Raksasa telekomunikasi AS, Charter Communications, telah mengonfirmasi bahwa mereka mengalami pelanggaran data setelah kelompok pemeras ShinyHunters mengancam akan membocorkan data yang dicuri kecuali uang tebusan dibayarkan.
Charter Communications adalah salah satu penyedia broadband terbesar di Amerika Serikat, melayani puluhan juta pelanggan perumahan dan bisnis melalui merek Spectrum-nya.
Dalam sebuah pernyataan yang dibagikan akhir pekan ini, perusahaan mengatakan pihaknya memperingatkan pihak berwenang tentang insiden tersebut dan tidak ada informasi pribadi pelanggan yang sensitif yang dicuri.
“Kami menyadari situasi ini, mengikuti protokol keamanan kami dan sedang dalam proses memperingatkan pihak berwenang,” kata Charter kepada BleepingComputer.
“Tidak ada informasi pribadi sensitif (PI) atau data informasi jaringan milik pelanggan (CPNI) yang diambil oleh pelaku ancaman sebagai akibat dari aktivitas baru-baru ini.”
ShinyHunters memeras Piagam
Pernyataan ini menyusul pencatatan Charter di situs kebocoran data ShinyHunters, di mana penyerang mengklaim telah mencuri 40 juta catatan yang berisi informasi pribadi konsumen dan pelanggan bisnis.
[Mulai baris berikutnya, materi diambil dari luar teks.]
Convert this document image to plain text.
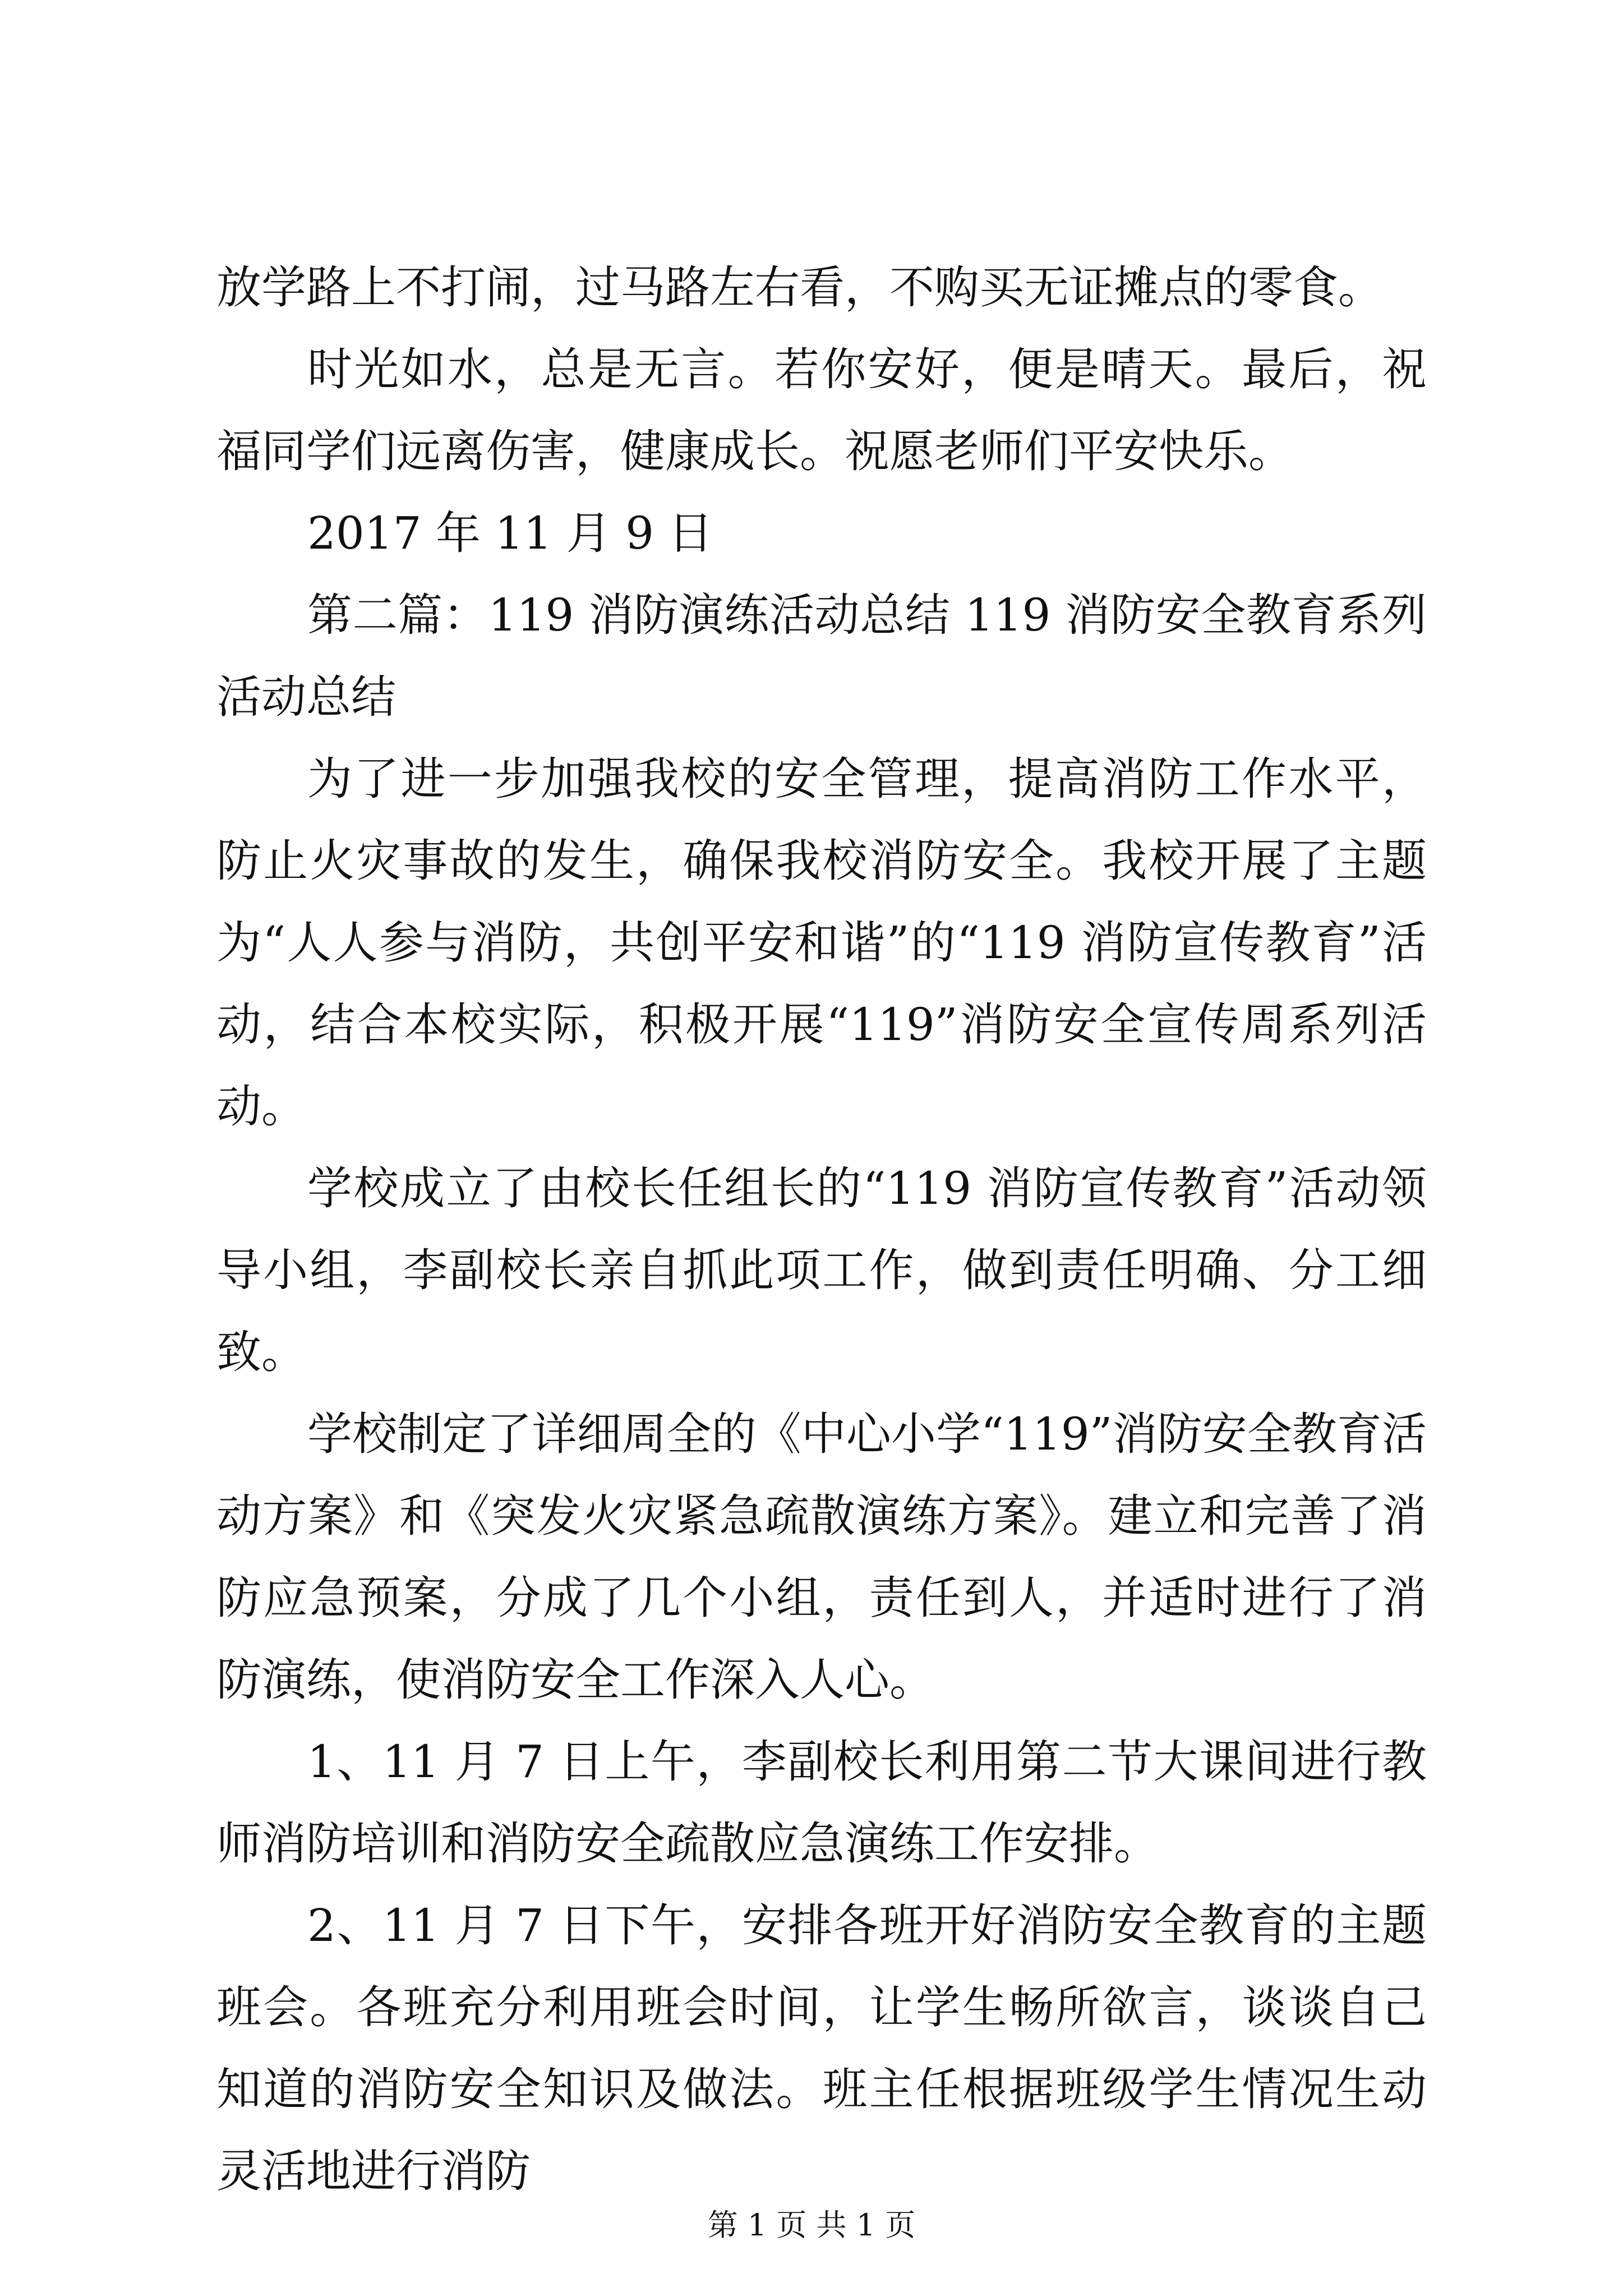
放学路上不打闹，过马路左右看，不购买无证摊点的零食。

时光如水，总是无言。若你安好，便是晴天。最后，祝福同学们远离伤害，健康成长。祝愿老师们平安快乐。

2017 年 11 月 9 日

第二篇：119 消防演练活动总结 119 消防安全教育系列活动总结

为了进一步加强我校的安全管理，提高消防工作水平，防止火灾事故的发生，确保我校消防安全。我校开展了主题为“人人参与消防，共创平安和谐”的“119 消防宣传教育”活动，结合本校实际，积极开展“119”消防安全宣传周系列活动。

学校成立了由校长任组长的“119 消防宣传教育”活动领导小组，李副校长亲自抓此项工作，做到责任明确、分工细致。

学校制定了详细周全的《中心小学“119”消防安全教育活动方案》和《突发火灾紧急疏散演练方案》。建立和完善了消防应急预案，分成了几个小组，责任到人，并适时进行了消防演练，使消防安全工作深入人心。

1、11 月 7 日上午，李副校长利用第二节大课间进行教师消防培训和消防安全疏散应急演练工作安排。

2、11 月 7 日下午，安排各班开好消防安全教育的主题班会。各班充分利用班会时间，让学生畅所欲言，谈谈自己知道的消防安全知识及做法。班主任根据班级学生情况生动灵活地进行消防

第 1 页 共 1 页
ShinyHunters mengaku kepada BleepingComputer bahwa mereka melanggar Piagam pada tanggal 1 April melalui serangan phishing suara (vishing) yang membahayakan akun Microsoft Entra karyawan.
Pelaku ancaman menggunakan akses ini untuk mengekspor jutaan data konsumen dan pelanggan bisnis dari Salesforce perusahaan.
Menurut pelaku ancaman, catatan yang dicuri berisi nama pelanggan, alamat email, alamat, nomor telepon, jenis telepon, informasi paket, dan beberapa data CPNI. Pelaku ancaman juga mengklaim telah mencuri data tiket dukungan pelanggan.
BleepingComputer menghubungi Charter lagi tentang klaim pelaku ancaman bahwa data pelanggan tambahan, termasuk beberapa CPNI, telah dicuri tetapi dirujuk kembali ke pernyataan awal perusahaan.
Sejak tahun lalu, kelompok pungli sudah melakukan aksinya kampanye rekayasa sosial yang meluas yang menargetkan akun Microsoft Entra, Okta, dan Google SSO milik karyawan dan agen BPO.
Setelah mendapatkan akses ke akun SSO perusahaan, pelaku ancaman mencuri data dari aplikasi SaaS yang terhubung seperti Salesforce, Microsoft 365, Google Workspace, SAP, Slack, Adobe, Atlassian, Zendesk, Dropbox, dan banyak lainnya.
Data yang dicuri ini kemudian digunakan untuk memeras perusahaan dengan mengancam akan membocorkan data tersebut jika uang tebusan tidak dibayarkan.
Tenaga Penjualan telah menjadi a target populer geng pemerasandengan pelaku ancaman yang melanggar banyak sekali integrasi perusahaan untuk mencuri token OAuth yang kemudian dapat digunakan untuk mengakses instance Salesforce.
Baru-baru ini, ShinyHunters melakukan beberapa serangan terhadap perusahaan teknologi pendidikan Instruktur, yang mengakibatkan Pemadaman kanvas dan itu pencurian data dari puluhan juta siswa.
Instruktur akhirnya mengatakannya mencapai “kesepakatan” dengan geng pemeras, yang berarti kemungkinan besar mereka membayar uang tebusan untuk mencegah data yang dicuri tersebut dirilis ke publik.
Kesenjangan Validasi: Pentesting Otomatis Menjawab Satu Pertanyaan. Anda Membutuhkan Enam.
Alat pentesting otomatis memberikan nilai nyata, namun alat tersebut dibuat untuk menjawab satu pertanyaan: dapatkah penyerang bergerak melalui jaringan? Mereka tidak dibuat untuk menguji apakah kontrol Anda memblokir ancaman, aturan deteksi Anda diaktifkan, atau konfigurasi cloud Anda dipertahankan.
Panduan ini mencakup 6 permukaan yang sebenarnya perlu Anda validasi.